The treatment response model was inspired by observations of treatment response in these cell lines. While the treatment conditions were designed to replicate those observed in vivo, it remains unknown how the proposed model would respond to more complex treatment curves; e.g., biexponential decay curves observed in vivo 31. Such dynamics should, in theory, be captured by the proposed doxorubicin PK model, but work remains to validate that assumption. Application of the model to an in vivo system will also require spatial considerations. For example, significant heterogeneity in perfusion exists within a tumor, impacting both tumor growth and drug delivery54. The variable and immature vasculature may induce local microenvironmental changes (hypoxia, acidic extracellular pH) that alter the response to therapy55, 56. This modeling framework may need to be expanded to account for such spatial heterogeneity which can be characterized by (for example) quantitative imaging data57. However, the translation of the logistic growth formulation has already been realized in several in vivo models58,59,60,61,62.

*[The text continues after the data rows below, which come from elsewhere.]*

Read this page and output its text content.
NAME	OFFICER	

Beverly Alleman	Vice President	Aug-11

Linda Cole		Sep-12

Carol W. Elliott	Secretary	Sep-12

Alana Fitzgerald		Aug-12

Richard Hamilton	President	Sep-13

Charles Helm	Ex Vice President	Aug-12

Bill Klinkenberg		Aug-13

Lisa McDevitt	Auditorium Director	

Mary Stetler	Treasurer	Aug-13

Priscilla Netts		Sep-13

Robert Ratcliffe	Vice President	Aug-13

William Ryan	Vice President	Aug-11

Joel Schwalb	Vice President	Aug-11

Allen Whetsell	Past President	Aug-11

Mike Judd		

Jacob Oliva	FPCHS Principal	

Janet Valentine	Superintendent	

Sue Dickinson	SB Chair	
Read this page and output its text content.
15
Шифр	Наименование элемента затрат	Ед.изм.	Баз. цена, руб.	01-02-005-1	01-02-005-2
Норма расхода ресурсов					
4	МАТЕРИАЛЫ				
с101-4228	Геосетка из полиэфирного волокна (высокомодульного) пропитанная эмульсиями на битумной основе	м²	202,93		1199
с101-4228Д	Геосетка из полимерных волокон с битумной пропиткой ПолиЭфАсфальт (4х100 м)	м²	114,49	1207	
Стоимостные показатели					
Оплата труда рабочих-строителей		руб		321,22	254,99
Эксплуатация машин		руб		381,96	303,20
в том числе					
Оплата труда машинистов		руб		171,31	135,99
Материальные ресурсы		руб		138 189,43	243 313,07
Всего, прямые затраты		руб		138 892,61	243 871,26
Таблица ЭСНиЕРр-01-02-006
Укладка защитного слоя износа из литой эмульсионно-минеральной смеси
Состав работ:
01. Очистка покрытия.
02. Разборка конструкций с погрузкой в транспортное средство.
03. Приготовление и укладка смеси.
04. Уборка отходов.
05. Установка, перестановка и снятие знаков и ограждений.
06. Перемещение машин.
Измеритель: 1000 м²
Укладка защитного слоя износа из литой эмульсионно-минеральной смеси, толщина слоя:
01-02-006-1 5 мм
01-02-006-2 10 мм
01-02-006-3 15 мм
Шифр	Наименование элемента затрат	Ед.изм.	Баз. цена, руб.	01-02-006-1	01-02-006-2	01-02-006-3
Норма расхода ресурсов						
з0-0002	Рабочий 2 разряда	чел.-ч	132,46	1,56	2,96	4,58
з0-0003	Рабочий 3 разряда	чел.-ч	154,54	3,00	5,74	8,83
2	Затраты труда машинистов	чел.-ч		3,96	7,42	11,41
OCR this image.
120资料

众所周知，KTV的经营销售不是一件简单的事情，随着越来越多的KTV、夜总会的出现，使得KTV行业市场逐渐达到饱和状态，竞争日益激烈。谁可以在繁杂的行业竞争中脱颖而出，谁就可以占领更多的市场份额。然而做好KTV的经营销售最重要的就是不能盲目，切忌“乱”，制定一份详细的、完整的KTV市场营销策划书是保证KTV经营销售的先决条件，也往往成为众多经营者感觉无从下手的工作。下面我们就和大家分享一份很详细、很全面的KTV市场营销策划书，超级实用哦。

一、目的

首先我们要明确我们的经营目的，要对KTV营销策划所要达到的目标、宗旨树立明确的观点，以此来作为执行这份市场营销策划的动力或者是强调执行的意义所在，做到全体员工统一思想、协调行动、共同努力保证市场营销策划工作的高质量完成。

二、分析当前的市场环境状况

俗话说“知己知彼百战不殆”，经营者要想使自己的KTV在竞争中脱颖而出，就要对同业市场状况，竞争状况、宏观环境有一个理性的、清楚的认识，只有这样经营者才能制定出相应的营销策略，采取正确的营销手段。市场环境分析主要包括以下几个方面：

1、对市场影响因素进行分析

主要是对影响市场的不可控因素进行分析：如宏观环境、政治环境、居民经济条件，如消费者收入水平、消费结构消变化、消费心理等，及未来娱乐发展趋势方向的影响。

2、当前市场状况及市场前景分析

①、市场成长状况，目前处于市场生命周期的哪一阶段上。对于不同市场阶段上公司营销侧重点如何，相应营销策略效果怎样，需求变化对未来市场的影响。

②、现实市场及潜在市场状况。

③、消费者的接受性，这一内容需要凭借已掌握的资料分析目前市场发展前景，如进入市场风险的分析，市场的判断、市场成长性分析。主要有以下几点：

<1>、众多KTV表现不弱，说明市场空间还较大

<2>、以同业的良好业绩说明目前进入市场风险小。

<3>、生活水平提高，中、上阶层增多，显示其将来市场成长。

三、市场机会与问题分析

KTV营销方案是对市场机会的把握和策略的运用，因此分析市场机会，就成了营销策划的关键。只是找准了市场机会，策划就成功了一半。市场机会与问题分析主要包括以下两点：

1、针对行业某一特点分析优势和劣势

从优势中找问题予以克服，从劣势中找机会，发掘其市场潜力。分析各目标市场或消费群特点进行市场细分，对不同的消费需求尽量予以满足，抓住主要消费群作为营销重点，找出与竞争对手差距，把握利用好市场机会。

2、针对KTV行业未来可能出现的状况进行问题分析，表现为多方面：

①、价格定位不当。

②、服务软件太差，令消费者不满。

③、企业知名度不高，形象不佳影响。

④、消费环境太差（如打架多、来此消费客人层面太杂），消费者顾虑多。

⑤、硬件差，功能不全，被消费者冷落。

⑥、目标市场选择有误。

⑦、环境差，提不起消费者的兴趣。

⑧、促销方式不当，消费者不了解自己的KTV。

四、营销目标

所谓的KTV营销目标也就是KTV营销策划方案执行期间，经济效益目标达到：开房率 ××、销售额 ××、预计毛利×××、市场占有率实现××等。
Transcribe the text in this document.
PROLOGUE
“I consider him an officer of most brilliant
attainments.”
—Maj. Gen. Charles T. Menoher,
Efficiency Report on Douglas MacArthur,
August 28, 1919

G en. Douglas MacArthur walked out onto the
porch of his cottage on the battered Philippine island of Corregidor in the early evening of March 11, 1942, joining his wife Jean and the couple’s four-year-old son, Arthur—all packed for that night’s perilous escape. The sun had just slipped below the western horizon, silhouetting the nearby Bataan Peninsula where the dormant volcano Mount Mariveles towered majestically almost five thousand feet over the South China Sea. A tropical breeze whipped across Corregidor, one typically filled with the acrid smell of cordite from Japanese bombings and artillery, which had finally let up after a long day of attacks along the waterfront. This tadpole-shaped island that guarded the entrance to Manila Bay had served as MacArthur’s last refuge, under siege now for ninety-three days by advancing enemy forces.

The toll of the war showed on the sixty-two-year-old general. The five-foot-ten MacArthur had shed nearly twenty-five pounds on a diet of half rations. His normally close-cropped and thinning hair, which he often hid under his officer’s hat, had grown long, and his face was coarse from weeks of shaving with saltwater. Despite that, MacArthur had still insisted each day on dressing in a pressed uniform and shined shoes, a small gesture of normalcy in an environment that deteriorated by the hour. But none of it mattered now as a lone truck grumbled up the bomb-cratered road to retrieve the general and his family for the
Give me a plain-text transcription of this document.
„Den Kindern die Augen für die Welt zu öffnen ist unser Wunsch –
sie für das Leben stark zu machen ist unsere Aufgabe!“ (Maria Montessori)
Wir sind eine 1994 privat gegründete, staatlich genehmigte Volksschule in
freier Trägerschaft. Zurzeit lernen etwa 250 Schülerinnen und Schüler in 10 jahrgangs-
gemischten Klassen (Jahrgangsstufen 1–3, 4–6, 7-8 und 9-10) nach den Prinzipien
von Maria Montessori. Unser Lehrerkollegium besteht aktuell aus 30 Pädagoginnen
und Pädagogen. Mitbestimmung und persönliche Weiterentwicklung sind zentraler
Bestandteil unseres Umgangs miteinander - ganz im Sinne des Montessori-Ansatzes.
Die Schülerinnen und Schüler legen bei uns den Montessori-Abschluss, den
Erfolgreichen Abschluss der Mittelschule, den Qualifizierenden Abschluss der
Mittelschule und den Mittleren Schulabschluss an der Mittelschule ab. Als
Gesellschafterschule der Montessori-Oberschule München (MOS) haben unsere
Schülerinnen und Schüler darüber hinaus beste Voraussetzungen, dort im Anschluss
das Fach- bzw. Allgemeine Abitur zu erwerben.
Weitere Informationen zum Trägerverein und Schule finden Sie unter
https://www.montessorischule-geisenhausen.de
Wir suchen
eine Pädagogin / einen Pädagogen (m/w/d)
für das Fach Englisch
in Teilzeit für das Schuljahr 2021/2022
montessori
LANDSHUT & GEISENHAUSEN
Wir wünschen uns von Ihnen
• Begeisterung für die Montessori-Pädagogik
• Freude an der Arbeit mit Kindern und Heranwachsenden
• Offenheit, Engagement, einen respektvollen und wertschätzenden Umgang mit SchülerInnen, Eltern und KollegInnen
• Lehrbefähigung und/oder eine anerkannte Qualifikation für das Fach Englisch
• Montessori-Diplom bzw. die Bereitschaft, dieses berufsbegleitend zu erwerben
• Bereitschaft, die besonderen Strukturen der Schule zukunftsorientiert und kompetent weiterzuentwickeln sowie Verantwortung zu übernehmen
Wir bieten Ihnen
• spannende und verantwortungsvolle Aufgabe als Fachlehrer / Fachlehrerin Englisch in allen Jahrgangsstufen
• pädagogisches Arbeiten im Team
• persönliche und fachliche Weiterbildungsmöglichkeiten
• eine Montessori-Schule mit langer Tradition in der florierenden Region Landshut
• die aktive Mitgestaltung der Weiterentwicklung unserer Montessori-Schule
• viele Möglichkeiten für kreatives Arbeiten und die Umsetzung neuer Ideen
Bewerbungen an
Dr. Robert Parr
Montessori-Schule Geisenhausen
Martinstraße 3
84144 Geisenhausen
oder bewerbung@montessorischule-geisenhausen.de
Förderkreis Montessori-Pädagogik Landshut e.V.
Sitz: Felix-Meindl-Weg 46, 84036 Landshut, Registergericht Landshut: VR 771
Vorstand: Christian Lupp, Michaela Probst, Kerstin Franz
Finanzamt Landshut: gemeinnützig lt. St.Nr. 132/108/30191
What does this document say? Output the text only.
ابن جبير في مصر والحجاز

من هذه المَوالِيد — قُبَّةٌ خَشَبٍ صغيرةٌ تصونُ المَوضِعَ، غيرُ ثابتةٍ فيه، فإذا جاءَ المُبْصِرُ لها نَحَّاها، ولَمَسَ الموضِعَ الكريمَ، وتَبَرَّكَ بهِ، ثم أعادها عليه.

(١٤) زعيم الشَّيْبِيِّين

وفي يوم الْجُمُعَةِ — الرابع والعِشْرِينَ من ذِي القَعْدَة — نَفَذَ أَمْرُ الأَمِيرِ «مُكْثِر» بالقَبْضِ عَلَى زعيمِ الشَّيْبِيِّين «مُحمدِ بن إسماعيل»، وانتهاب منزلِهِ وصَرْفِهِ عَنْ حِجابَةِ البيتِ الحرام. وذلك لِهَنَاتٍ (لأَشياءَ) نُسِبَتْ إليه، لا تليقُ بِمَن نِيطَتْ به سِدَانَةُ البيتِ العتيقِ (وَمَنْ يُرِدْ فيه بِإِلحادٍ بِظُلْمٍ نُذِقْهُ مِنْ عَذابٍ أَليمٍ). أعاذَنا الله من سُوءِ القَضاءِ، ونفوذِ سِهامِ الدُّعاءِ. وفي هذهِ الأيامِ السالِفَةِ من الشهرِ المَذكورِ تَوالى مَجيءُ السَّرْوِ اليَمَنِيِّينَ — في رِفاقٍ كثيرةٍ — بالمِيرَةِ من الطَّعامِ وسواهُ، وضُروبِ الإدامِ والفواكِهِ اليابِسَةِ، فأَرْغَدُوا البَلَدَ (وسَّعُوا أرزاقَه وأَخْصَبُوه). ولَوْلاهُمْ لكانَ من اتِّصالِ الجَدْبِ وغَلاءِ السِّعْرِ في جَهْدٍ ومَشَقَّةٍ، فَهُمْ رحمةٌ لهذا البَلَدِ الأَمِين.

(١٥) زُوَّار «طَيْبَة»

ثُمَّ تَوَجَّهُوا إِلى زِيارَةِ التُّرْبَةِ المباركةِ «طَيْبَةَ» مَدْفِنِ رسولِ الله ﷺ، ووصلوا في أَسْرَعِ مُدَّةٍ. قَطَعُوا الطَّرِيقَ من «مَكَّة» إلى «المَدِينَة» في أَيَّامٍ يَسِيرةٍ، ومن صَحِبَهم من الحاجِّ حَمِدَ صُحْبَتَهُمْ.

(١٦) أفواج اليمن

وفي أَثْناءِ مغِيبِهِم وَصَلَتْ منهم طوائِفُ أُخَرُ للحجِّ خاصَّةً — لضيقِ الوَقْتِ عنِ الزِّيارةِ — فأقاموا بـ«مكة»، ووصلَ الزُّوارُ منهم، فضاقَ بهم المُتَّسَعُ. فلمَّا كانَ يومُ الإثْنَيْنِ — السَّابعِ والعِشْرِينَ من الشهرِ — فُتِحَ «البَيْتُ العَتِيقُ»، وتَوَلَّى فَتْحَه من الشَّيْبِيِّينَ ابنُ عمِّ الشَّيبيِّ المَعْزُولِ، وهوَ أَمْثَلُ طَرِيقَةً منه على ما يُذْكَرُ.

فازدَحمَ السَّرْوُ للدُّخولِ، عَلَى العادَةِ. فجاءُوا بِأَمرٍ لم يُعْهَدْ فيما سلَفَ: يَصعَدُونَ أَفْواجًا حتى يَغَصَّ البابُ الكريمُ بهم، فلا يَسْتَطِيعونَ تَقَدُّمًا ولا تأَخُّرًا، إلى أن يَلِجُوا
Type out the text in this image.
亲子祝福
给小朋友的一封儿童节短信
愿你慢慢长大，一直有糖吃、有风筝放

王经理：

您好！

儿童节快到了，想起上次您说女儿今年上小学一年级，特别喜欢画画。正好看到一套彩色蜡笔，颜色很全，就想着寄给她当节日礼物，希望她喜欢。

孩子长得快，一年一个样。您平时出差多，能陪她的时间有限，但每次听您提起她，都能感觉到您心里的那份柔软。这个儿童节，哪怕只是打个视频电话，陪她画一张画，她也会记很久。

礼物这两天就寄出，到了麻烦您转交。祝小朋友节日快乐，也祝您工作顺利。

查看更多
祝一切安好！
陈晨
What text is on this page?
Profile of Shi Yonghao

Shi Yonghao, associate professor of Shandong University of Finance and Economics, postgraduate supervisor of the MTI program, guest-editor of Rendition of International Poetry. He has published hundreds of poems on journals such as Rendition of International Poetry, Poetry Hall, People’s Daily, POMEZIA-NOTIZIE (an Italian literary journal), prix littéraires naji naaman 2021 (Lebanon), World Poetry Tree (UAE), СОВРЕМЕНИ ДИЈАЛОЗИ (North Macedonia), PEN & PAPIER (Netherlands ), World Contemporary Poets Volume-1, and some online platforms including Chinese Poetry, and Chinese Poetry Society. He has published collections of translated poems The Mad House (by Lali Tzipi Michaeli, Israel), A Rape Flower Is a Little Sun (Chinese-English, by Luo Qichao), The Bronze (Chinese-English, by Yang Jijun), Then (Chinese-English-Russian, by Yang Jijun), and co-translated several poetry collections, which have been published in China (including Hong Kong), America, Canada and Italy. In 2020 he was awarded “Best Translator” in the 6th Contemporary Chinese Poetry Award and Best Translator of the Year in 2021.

In summary, these time-resolved treatment protocols sought to replicate the clinically observed pharmacokinetics of doxorubicin therapy more closely than the constant concentrations in previous dose-response assays. The proposed model, initialized with cell-line specific parameters, can describe the response to doxorubicin across a range of TNBC cell lines and treatment conditions. Further, within each cell line, the behavior collapses into a single path through parameter space as a function of treatment conditions. This observation allows for the in vitro response of each cell line to doxorubicin treatment to be predicted. Through the development of a mathematical model that explicitly considers both doxorubicin pharmacokinetics and pharmacodynamics, exploration of a wide range of treatment protocols that would be intractable experimentally is now possible. Specifically, this model provides an imminently scalable approach to predicting tumor changes in response to doxorubicin pharmacokinetics in vivo. This approach should allow for further refinement of biological models of doxorubicin treatment response, scalable predictions of tumor response in animal models, and, eventually, personalized, computationally-optimized treatment regimens that maximize tumor control with doxorubicin.